Female students participate by leaving their legs and underarms unshaved for the 10 weeks of the semester, while male students shave all body hair from the neck down.

"Many of my friends didn't want to work out next to me or hear about the assignment, and my mother was distraught at the idea that I would be getting married in a white dress with armpit hair," student Stephanie Robinson said.

"I also noticed the looks on faces of strangers and people around campus who seemed utterly disgusted by my body hair. It definitely made me realise that if you're not strictly adhering to socially prescribed gender roles, your body becomes a site for contestation and public opinion."

Student Grace Scale said she was surprised by the strong reactions some of her male friends showed during the 10 weeks. "One of my dearest friends - at the time - compared my underarm hair to 'the sludge in the bottom of the garbage can,' and continued on a rant about how growing body hair had a direct correlation to challenging men's authority and position in society."


Scale once dated a man who decided one evening to tell her about all the things he "hated" about her body, including the hair on various parts of it. "This was the first time that anyone had critiqued my body in such a way, and I didn't even have to think twice about the following breakup," she said.

Course teacher, associate professor Breanne Fahs, said there was no better way to learn about societal norms than to violate them and see how people reacted.

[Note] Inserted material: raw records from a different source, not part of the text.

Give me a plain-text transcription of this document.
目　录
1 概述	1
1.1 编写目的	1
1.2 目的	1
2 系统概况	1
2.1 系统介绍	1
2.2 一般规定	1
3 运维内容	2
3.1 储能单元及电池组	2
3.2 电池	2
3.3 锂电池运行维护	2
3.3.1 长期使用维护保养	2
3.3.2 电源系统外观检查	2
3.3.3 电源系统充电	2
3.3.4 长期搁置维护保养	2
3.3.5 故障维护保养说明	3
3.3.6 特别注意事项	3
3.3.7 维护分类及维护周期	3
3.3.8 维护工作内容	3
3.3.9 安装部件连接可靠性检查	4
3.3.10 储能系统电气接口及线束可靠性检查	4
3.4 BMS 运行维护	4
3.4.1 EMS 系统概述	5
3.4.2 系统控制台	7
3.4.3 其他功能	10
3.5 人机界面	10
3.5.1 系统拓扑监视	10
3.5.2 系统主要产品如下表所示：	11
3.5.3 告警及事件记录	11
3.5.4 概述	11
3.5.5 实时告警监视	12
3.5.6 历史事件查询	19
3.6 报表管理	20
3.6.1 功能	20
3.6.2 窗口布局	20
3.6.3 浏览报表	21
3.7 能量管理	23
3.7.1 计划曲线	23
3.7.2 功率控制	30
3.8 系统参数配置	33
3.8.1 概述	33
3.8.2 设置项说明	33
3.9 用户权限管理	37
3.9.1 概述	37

The act of rebellion was not quite the same for male students as for the females.

Getting men to remove all hair below the neck for 10 weeks was labour-intensive and gave them some insight into what women went through, she said. But in any case it was not uncommon for men to engage in "manscaping", the removal of hair from some parts of their bodies.

Some male students came up with strategies to add a macho element to the project. "One guy did his shaving with a buck knife," Fahs said. "Male students tend to adopt the attitude of, 'I'm a man; I can do what I want'."

There was more of a tendency on the part of women who stopped shaving to be concerned about the reaction of their romantic partner. Men who shaved tended to focus more on what other men thought.

Male participant Kurt Keller said shaving was an expectation partners could place on each other because of personal taste.

"However, just because a boyfriend or girlfriend pressures you to shave, it must be your own decision. I really hope that people, including myself, can treat our bodies with respect, regardless of relationship expectations. If your partner expects you to do something that feels unnatural, at that point there needs to be a separation, or at least a discussion."